NEWS

2012-01-17

Pin head Qu'ran

A MICRO-ENGRAVER who takes botox injections because his work is so precise has pocketed a cool GBP50,000 after he painstakingly engraved a chapter from the Qu'ran onto the head of a pin.

World-famous artist Graham Short, from Birmingham, spent hundreds of hours in his tiny city centre studio working to engrave 'The Word of God', a chapter from the Islamic holy book, on the miniscule pin-head.

And even though the finished piece was not exhibited publicly, an anonymous Muslim collector visiting a solo exhibition of the 65-year-old's work in Cambridge was so impressed with the engraving that she decided to purchase it.

Prior to commencing work on the piece, experienced engraver Graham visited religious leaders at Birmingham's Central Mosque to ensure the project wouldn't cause offence. 

“I’ve always been drawn to the beauty of Islam as a living faith,” says Graham, who himself is non-Muslim.

"I do like the Asian lettering, it's beautiful I don't understand it but I do like the style.

“The Arabic characters have their own intrinsic appeal, and I felt that micro-engraving the chapter on such a small scale was a homage to the intricate artwork that has been a feature of mosques down the centuries."

Graham, whose work is sought after all over the world, spent five months working on the pin and admits that working in a different language for the first time in his long career was an interesting challenge.

"It's the most famous verse so I thought I'd have a go at it," he added.

"It took longer than normal because I don't understand the lettering.
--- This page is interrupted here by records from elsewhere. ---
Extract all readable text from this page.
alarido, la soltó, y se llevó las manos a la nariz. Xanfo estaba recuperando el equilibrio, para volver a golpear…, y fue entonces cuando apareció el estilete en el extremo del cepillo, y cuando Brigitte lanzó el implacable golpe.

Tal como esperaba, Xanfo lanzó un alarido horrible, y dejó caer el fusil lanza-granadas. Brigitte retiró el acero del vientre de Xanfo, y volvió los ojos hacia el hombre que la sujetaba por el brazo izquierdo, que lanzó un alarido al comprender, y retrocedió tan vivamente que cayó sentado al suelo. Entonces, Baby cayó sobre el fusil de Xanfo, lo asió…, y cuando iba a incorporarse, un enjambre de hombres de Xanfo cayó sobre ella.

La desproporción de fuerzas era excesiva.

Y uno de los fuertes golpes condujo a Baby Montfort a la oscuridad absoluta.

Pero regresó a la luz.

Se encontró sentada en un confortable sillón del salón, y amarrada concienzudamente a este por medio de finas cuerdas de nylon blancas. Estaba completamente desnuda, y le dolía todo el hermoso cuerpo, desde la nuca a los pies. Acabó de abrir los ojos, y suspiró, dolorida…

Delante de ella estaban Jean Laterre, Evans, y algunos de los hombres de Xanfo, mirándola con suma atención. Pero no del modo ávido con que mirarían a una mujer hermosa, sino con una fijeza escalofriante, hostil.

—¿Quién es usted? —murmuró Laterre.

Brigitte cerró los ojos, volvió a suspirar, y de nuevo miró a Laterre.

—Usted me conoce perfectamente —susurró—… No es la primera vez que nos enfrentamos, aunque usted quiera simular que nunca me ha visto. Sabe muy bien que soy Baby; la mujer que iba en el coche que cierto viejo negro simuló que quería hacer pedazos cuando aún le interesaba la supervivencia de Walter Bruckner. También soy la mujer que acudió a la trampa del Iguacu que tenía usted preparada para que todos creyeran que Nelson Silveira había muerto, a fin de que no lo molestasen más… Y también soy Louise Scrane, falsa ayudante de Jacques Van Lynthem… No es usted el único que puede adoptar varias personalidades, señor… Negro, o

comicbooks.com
When I do English words I know all the gaps between letters but in Arabic I don't have a clue.

"I printed it out and I was copying it as I worked. It went wrong a few times so I had to polish it and start all over again."

In order to keep a steady hand as he works on his 400x optical microscope, Graham has to keep his body and mind in perfect condition - taking beta-blockers to ensure his heart rate remains steady and getting botox injections around his eyes so the muscles remain as still as possible.

Graham, who is known for his miniature masterpieces after 50-years honing his craft, also works at night with his engraving hand firmly secured in vintage leather luggage straps, because the incredible detail of his work requires a minimum of vibrations from passing traffic.

The physical extremes he goes to for his art don't stop there and the 65-year-old keeps fit with long-distance swimming to help maintain a low pulse.

"I do a lot of swimming as well, the fitter I am the slower my heart rate is," he said.

"My work-shop is a small building and I don't go in till 10pm. I work at night because even the vibrations of a lorry going past in the day could cause me to make a big mistake.

"I wear a stethoscope and try to engrave inbetween heart beats. If I see a mouse, I have to go home straight away because I am scared of them and know I won't be able to stay dead still when I engrave."

After hearing Graham talk about his Qu'ran engraving at a private talk in Cambridge, a local woman got in touch with the engraver and eventually bought the master-piece for a whopping GBP50,000.

"She wanted to remain anonymous because it was an expensive purchase," added Graham.

"But she was a really nice lady. She was middle-aged and white. She was a Muslim though and I think she had the money because they had sold a family business."

Speaking about Graham's latest piece, managing director of the fine art brokers who represent the engraver's work, Rod Lacey, said: “The sale of The Word of God is evidence of a very healthy and dynamic collectors’ scene around Islamic-inspired art in the UK.

“Graham’s work sits at the crossroads of master craftsmanship and fine art – an area which boasts a very long tradition in Islamic culture – so for me, Graham working on Islamic-inspired pieces like this is his way of paying a wonderful compliment to centuries of tradition from craftspeople in the Islamic world.”